🤖 AI Summary
Existing chart editing benchmarks suffer from limited data diversity and reliance on complete source code, failing to reflect real-world scenarios where only chart images and natural language instructions are provided. To address this, we propose ChartEditVista—the first large-scale, source-code-free benchmark featuring diverse chart types and fine-grained editing instructions. We introduce a dual-axis evaluation framework assessing layout consistency and textual accuracy, and design a differentiable rendering reward mechanism to jointly optimize code executability and visual fidelity. Methodologically, our approach integrates automated data generation, multi-stage natural language understanding, reinforcement learning, and differentiable rendering for end-to-end image-to-code robust chart editing. Experiments demonstrate that our method significantly outperforms baselines across models of comparable and larger parameter counts; human evaluation further confirms superior editing accuracy and visual quality.
📝 Abstract
Chart editing reduces manual effort in visualization design. Typical benchmarks limited in data diversity and assume access to complete chart code, which is seldom in real-world scenarios. To address this gap, we present ChartEditVista, a comprehensive benchmark consisting of 7,964 samples spanning 31 chart categories.

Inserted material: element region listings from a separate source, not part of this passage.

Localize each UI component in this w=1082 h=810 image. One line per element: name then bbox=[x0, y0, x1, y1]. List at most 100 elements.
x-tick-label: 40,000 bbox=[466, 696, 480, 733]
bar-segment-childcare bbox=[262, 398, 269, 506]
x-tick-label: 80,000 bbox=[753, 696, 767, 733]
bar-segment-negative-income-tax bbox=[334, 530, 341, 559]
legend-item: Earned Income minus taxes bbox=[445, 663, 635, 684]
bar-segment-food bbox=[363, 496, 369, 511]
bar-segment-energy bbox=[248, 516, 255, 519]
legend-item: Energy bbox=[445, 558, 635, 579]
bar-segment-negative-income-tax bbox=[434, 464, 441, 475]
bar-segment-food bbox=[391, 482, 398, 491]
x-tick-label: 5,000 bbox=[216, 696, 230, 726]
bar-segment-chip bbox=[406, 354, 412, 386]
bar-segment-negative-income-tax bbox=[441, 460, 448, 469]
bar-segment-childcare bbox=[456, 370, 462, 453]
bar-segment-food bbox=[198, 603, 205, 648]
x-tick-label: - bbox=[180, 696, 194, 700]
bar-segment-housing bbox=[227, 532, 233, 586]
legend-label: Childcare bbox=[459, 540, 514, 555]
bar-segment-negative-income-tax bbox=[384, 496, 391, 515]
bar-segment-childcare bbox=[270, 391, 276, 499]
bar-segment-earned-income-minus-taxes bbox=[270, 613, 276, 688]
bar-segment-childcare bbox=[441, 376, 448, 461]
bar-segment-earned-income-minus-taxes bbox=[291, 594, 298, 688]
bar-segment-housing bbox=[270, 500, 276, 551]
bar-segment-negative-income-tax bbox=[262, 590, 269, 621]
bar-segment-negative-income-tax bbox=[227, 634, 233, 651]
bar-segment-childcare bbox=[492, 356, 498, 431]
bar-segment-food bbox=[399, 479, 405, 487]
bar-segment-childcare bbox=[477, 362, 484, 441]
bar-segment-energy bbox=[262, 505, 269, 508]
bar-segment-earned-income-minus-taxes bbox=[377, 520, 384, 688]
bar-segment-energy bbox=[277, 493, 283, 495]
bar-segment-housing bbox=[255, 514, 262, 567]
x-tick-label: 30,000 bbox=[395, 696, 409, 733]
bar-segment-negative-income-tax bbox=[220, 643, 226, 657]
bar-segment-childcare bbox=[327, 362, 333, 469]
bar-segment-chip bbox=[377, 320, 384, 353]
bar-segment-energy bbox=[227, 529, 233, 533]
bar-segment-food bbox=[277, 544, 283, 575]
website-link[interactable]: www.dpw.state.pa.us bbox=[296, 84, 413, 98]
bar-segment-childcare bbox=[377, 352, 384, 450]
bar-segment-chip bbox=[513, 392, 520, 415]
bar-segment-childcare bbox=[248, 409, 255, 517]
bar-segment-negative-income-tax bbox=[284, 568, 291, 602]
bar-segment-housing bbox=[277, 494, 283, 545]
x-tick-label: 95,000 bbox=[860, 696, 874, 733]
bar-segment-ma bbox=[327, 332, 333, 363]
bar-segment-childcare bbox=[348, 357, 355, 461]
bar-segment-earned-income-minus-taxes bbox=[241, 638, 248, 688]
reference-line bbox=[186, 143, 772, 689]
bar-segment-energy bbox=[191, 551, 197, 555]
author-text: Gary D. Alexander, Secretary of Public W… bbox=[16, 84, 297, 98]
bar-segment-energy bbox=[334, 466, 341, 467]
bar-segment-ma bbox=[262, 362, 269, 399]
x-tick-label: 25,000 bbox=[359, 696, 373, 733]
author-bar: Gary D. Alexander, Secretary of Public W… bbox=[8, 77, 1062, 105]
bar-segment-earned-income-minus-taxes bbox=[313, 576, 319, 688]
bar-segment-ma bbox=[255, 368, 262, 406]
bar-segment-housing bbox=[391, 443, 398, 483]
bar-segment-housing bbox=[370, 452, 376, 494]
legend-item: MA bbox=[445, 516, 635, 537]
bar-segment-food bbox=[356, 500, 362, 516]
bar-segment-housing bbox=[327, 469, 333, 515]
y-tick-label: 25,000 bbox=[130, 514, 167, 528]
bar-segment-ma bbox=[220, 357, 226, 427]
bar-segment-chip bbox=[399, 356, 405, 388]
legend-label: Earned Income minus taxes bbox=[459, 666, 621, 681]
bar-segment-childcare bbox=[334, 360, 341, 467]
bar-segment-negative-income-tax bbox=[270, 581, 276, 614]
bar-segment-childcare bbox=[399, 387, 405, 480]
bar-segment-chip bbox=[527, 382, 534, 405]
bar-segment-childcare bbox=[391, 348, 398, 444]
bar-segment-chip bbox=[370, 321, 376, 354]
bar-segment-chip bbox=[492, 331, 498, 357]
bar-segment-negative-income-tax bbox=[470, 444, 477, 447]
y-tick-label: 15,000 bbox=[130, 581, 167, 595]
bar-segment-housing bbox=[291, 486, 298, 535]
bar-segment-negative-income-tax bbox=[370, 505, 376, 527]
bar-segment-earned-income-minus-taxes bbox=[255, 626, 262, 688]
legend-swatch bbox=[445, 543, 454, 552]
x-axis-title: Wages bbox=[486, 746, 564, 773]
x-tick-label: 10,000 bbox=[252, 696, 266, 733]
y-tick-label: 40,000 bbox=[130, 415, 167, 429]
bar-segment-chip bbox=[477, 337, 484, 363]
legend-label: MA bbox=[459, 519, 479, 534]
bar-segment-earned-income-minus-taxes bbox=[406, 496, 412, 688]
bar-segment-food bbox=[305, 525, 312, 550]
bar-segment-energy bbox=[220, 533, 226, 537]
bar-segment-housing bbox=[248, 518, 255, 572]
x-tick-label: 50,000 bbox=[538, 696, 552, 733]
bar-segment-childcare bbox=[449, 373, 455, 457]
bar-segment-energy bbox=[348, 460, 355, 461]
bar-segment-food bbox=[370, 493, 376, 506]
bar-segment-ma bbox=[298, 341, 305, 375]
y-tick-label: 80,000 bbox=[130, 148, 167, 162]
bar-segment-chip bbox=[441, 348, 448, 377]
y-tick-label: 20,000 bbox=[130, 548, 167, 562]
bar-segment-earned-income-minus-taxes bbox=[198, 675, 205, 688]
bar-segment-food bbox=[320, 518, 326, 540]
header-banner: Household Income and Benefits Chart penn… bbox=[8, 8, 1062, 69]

It encompasses diverse editing instructions and covers nearly all editable chart elements. The inputs in ChartEditVista include only the original chart image and natural language editing instructions, without the original chart codes. ChartEditVista is generated through a fully automated pipeline that produces, edits, and verifies charts, ensuring high-quality chart editing data. Besides, we introduce two novel fine-grained, rule-based evaluation metrics: the layout metric, which evaluates the position, size and color of graphical components; and the text metric, which jointly assesses textual content and font styling. Building on top of ChartEditVista, we present ChartEditor, a model trained using a reinforcement learning framework that incorporates a novel rendering reward to simultaneously enforce code executability and visual fidelity. Through extensive experiments and human evaluations, we demonstrate that ChartEditVista provides a robust evaluation, while ChartEditor consistently outperforms models with similar-scale and larger-scale on chart editing tasks.